RE: I don't think that the MOAB killed anyone.
April 15, 2017 at 8:23 am
(This post was last modified: April 15, 2017 at 8:26 am by Jehanne.)
(April 15, 2017 at 7:16 am)Gawdzilla Sama Wrote:(April 14, 2017 at 2:48 pm)Jehanne Wrote: I don't think that they hit one of the openings, of which, no doubt, there are many. From what I read, the thing exploded mid-air, hundreds of feet off the ground.You need to read better sources. It was an air-burst device, designed that way, same at the bombs that hit Hiroshima and Nagasaki. And they were designed to burst one hundred feet in the air, IIRC.
I don't know what the expiration date for one of those is; obviously, someone needs to build it, a defense contractor who needs to get paid on a regular basis.

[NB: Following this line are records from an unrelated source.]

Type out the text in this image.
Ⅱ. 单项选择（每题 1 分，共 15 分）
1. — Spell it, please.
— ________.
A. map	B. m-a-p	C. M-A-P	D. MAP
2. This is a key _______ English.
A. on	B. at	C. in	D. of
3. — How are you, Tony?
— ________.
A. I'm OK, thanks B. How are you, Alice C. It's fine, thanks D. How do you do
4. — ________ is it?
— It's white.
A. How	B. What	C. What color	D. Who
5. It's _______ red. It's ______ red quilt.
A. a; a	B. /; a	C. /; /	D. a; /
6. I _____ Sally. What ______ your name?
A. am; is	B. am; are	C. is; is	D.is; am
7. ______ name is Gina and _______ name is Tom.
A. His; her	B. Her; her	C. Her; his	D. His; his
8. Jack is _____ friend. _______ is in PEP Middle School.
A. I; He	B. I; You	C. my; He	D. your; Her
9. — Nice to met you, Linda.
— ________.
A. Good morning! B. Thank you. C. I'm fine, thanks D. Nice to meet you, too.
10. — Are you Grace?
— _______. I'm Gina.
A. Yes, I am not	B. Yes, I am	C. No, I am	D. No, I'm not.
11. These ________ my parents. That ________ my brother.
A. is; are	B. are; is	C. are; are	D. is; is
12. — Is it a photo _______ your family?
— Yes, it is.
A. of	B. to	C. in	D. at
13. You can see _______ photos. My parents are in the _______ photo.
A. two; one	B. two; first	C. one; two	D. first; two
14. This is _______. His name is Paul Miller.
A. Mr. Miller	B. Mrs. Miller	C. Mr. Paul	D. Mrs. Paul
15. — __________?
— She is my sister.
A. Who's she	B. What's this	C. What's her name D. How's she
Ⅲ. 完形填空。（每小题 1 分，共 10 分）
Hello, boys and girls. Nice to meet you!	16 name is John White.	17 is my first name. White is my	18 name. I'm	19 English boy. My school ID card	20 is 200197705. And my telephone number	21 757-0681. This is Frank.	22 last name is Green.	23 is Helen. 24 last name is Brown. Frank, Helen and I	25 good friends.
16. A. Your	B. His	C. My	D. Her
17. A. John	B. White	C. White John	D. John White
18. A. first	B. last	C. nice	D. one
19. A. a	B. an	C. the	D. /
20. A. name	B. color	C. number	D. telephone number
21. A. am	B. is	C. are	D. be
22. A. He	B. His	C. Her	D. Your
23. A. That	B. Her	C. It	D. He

And you're still going on about the Military-Industrial complex?
Oh, I agree that a nuclear weapon could do a great deal of damage! However, this weapon only released 1/10th of 1 percent of the Hiroshima bomb:
http://timesofindia.indiatimes.com/world...176770.cms
And, even the Hiroshima bomb did not leave much of a crater:
https://www.quora.com/Does-an-atomic-bom...e-a-crater
And, so, my question remains, "What was Trump's real motive in using this weapon?"
(April 15, 2017 at 8:23 am)Khemikal Wrote: The misunderstanding seems to centered around the munitions detonation height. The reason we do that, is to allow blast time to accelerate before it reaches target. Otherwise, some potential force is wasted/lost. That, is "the physics" of it. These bombs don;t lose applied force over that distance, they gain it. Detonating the munition in the mouth of the access tunnels would have less effect, not more.
I just don't think that an above-ground explosion against a below-ground target makes much sense, from a physics POV. As for "gaining force over distance" that would be equivalent to saying that a bullet gains speed after leaving the muzzle of a gun (neglecting its vertical drop, of course!), and that is false.